Y finalmente, está el ciclo de entrenamiento de la IA. Piensa en ello: la IA aprende de los datos de Internet. Pero si Internet está cada vez más inundado de basura generada por IA, entonces los futuros modelos de IA se entrenarán con eso, produciendo resultados aún más deficientes. Ya estamos profundamente inmersos en esta situación, y está empeorando.
¿Cómo detectar el contenido generado por IA? Este tipo de contenido no es nuevo; el contenido falso y engañoso siempre ha existido, pero a medida que la IA mejora, detectarlo se vuelve más difícil. Afortunadamente, hay señales de advertencia. Una de las más evidentes es la rareza visual. Las imágenes y videos generados por IA a menudo tienen una calidad extraña, con mezclas raras, manos distorsionadas o fondos que no tienen sentido. Estas imperfecciones pueden no ser obvias a primera vista, pero tienden a revelarse cuanto más se observa.
Con el texto escrito por IA, las señales de alerta son diferentes. El lenguaje a menudo se siente vago, excesivamente genérico o lleno de palabras de moda, careciendo de la profundidad o matices que esperarías de un texto humano. A veces, hay saltos lógicos extraños: oraciones que suenan bien individualmente, pero que no se conectan del todo al leerlas juntas. La repetición es otra pista, ya que los modelos de IA tienden a reformular la misma idea de maneras ligeramente diferentes en lugar de ofrecer nuevas perspectivas.
Otro paso clave es verificar la fuente. ¿El contenido proviene de un medio de noticias confiable o de un creador reputado, o es de una cuenta viral aleatoria sin autoría clara? Si algo parece extraño, buscar fuentes adicionales o contrastar con sitios web creíbles puede ayudar a confirmar si es real.
Y si usas IA tú mismo, la responsabilidad es importante. Escribir avisos reflexivos, verificar los resultados y usar la IA como una herramienta para refinar en lugar de reemplazar la creatividad humana puede ayudar a prevenir la difusión de contenido de baja calidad y engañoso.
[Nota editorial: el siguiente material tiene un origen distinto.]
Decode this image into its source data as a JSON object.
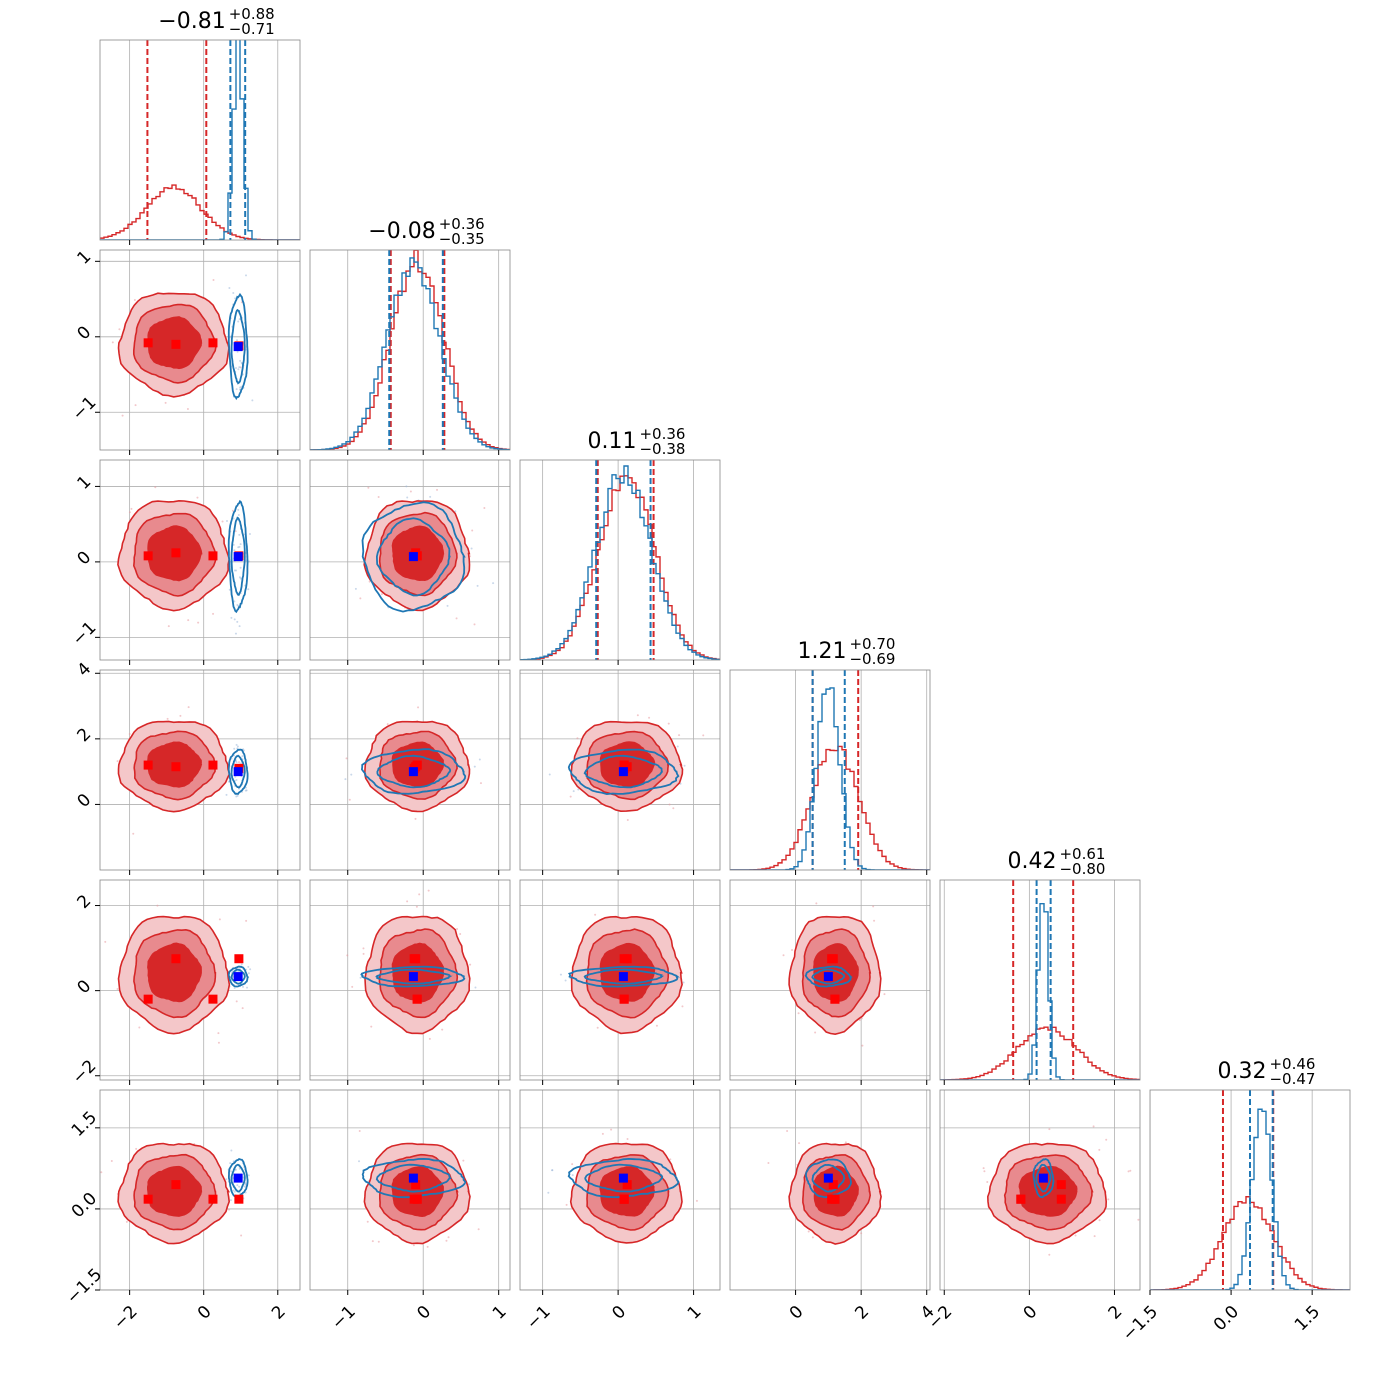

Verificar la información, ser cauteloso con las alucinaciones de IA y evaluar críticamente lo que compartes son pasos esenciales. Porque al final del día, nadie quiere ser un productor de contenido de mala calidad.
Algunos siempre usarán la nueva tecnología de maneras perjudiciales, y el contenido generado por IA es prueba de ello. No podemos retroceder y deshacer lo fácil que es acceder a las herramientas de IA (aunque algunos argumentarían que deberíamos). En lugar de sentirnos impotentes, necesitamos mejorar en la identificación de este tipo de contenido y, con suerte, construir mejores herramientas para contrarrestarlo.
Desafortunadamente, las empresas de redes sociales no parecen interesadas en ayudar. Pero empresas como Google y OpenAI al menos dicen que están trabajando en formas de detectar mejor el spam generado por IA y producir respuestas más seguras y útiles. Lo cual suena bien, pero a menos que las cosas cambien pronto, estaremos navegando por un mar de contenido de mala calidad para siempre.